What quality checks should a buyer or art director run before publishing a fashion reel?

Start with the garment itself. Check that the cut, colour, pattern, logo placement, fabric behaviour, and overall proportion remain faithful to the product you are selling, then confirm that framing and motion support the merchandising goal rather than distracting from it. After that, review the synthetic model choice, confirm the output is labelled as intended, and verify the file carries the provenance and watermarking signals your team expects for publication.

RAWSHOT makes those checks easier because the production variables are explicit from the start. The interface tells you what you selected, the audit trail supports internal review, and the C2PA-signed output gives downstream teams a stronger trust signal. In practice, the best workflow is simple: lock a repeatable reel recipe, create a review checklist around garment fidelity and labelling, and publish only after those checks pass.

How much does an ai model video reel generator cost per clip in RAWSHOT?

RAWSHOT video pricing starts at about ~$0.22 per second of video, and a generation typically completes in about 50–60 seconds. That means a short reel stays easy to estimate before your team commits to a larger asset run. Tokens never expire, failed generations refund their tokens, and cancellation is one click from the pricing page, so there is less operational friction than teams usually expect from creative software pricing.

The important planning detail is that video uses more tokens per second than stills, so longer clips cost more. For merchandising and paid social teams, the practical move is to define a standard short duration for PDP and channel cutdowns, test the setup, then scale only the variants you need. That keeps motion production measurable without introducing seat gates or sales-call bottlenecks.

Can RAWSHOT plug into Shopify-scale or internal catalog pipelines through an API?

Yes. RAWSHOT supports both browser-based work for individual shoots and a REST API for catalog-scale pipelines, so the same production logic can move from hands-on creative setup to systems-driven throughput. That matters for teams that need to standardise motion assets across many products without rebuilding process rules every time a new drop arrives.

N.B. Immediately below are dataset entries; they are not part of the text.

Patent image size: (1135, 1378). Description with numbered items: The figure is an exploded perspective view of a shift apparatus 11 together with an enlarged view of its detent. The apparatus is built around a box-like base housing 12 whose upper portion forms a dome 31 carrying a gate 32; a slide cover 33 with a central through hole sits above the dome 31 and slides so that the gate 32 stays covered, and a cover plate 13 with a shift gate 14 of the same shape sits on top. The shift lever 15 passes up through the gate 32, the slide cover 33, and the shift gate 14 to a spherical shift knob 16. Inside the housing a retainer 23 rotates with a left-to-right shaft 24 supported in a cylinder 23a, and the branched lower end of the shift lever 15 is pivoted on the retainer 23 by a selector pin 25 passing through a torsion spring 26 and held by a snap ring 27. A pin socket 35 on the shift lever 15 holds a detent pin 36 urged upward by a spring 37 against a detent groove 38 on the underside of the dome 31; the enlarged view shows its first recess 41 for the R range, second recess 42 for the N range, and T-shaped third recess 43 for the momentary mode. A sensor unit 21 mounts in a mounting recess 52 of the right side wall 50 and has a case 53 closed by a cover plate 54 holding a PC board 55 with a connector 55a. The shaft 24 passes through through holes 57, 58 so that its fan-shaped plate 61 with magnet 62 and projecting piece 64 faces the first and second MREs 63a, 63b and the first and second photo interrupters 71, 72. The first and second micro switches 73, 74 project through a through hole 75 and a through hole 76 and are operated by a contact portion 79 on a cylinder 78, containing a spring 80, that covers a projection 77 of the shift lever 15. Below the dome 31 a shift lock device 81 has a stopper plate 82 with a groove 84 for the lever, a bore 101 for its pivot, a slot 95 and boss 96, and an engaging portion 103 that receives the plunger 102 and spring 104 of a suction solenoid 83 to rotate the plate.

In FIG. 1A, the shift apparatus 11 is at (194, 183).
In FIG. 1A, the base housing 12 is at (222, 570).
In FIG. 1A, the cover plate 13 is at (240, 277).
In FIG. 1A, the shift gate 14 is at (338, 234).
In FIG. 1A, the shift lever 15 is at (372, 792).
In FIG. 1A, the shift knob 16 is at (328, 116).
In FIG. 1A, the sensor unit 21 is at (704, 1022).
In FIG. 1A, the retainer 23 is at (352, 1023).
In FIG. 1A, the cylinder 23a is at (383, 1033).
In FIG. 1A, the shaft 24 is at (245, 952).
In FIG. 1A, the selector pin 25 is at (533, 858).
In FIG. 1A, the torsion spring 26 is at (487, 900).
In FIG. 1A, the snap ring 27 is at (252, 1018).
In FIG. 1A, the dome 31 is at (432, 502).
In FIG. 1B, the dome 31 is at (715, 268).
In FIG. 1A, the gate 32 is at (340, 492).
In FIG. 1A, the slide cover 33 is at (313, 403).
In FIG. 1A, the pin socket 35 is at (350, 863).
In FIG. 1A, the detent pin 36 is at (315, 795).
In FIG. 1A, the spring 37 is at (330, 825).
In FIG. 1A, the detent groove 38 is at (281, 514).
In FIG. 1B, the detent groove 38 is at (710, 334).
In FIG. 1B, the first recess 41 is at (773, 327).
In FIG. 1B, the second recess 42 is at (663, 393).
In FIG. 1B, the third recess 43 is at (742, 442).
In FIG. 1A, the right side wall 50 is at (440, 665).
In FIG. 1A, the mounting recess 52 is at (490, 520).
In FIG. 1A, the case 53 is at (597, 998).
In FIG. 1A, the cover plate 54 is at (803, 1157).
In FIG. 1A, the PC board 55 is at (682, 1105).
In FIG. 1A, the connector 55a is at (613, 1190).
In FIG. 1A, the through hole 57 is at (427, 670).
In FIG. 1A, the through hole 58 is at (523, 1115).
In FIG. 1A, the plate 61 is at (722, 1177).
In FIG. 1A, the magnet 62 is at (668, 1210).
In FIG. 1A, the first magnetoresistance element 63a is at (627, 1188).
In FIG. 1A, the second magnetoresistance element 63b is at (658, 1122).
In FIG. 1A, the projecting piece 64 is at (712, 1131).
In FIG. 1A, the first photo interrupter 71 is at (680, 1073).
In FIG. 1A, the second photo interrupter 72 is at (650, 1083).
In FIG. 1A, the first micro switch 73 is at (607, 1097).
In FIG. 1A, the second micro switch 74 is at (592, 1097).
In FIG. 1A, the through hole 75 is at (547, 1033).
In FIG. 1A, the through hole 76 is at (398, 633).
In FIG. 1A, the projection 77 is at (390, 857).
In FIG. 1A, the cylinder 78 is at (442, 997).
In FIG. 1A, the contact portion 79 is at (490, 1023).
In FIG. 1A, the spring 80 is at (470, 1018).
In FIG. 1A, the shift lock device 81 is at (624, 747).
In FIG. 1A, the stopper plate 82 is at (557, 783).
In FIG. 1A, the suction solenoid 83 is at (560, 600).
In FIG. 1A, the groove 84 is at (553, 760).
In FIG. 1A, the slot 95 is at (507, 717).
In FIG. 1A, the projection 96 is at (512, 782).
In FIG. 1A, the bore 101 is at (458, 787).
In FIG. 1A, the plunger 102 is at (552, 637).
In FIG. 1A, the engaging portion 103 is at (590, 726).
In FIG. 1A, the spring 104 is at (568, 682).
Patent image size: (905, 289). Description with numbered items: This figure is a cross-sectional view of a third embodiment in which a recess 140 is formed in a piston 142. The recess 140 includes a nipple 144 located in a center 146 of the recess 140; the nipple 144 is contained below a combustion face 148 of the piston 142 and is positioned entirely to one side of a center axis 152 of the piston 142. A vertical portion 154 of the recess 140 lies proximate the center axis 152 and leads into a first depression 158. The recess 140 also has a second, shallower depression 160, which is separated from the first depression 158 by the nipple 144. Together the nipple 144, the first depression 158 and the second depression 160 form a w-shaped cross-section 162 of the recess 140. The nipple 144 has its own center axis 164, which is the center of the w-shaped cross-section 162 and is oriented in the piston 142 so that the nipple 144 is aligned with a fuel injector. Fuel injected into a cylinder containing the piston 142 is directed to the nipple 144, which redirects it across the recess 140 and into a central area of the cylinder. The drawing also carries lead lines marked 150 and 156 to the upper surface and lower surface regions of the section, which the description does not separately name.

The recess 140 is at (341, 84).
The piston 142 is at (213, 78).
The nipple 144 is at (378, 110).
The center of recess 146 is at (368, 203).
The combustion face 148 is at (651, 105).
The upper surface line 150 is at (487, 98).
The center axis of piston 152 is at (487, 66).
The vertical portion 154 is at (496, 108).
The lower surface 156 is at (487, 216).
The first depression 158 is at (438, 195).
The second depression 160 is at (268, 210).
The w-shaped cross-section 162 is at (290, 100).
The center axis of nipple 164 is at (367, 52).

In operational terms, the browser is where you refine the reel recipe and prove the look, while the API is where you apply that recipe repeatedly across the catalog. Because the platform also keeps pricing transparent, rights clear, and provenance attached to outputs, the API is not just a rendering endpoint; it is part of a publishable workflow. For Shopify-scale teams, that means fewer manual exceptions between asset creation and product-page deployment.

How do teams scale from one reel in the browser to thousands of outputs without losing consistency?

The key is to standardise the building blocks before you scale. Pick the synthetic model, define your approved framing, camera motion, lighting, background, duration, and aspect-ratio rules, then use those settings as the template for the rest of the assortment. When the scene logic is stable, scaling becomes an operations task rather than a creative reset for every SKU.

RAWSHOT is designed for that exact handoff. The same platform supports one-off direction in the GUI and higher-volume execution through the REST API, with no separate enterprise-only product for core capability. Because models remain consistent, outputs are labelled, and the audit trail stays attached, merchandising, creative, and operations teams can share one production system. That is how you scale motion without letting quality drift between departments or between products.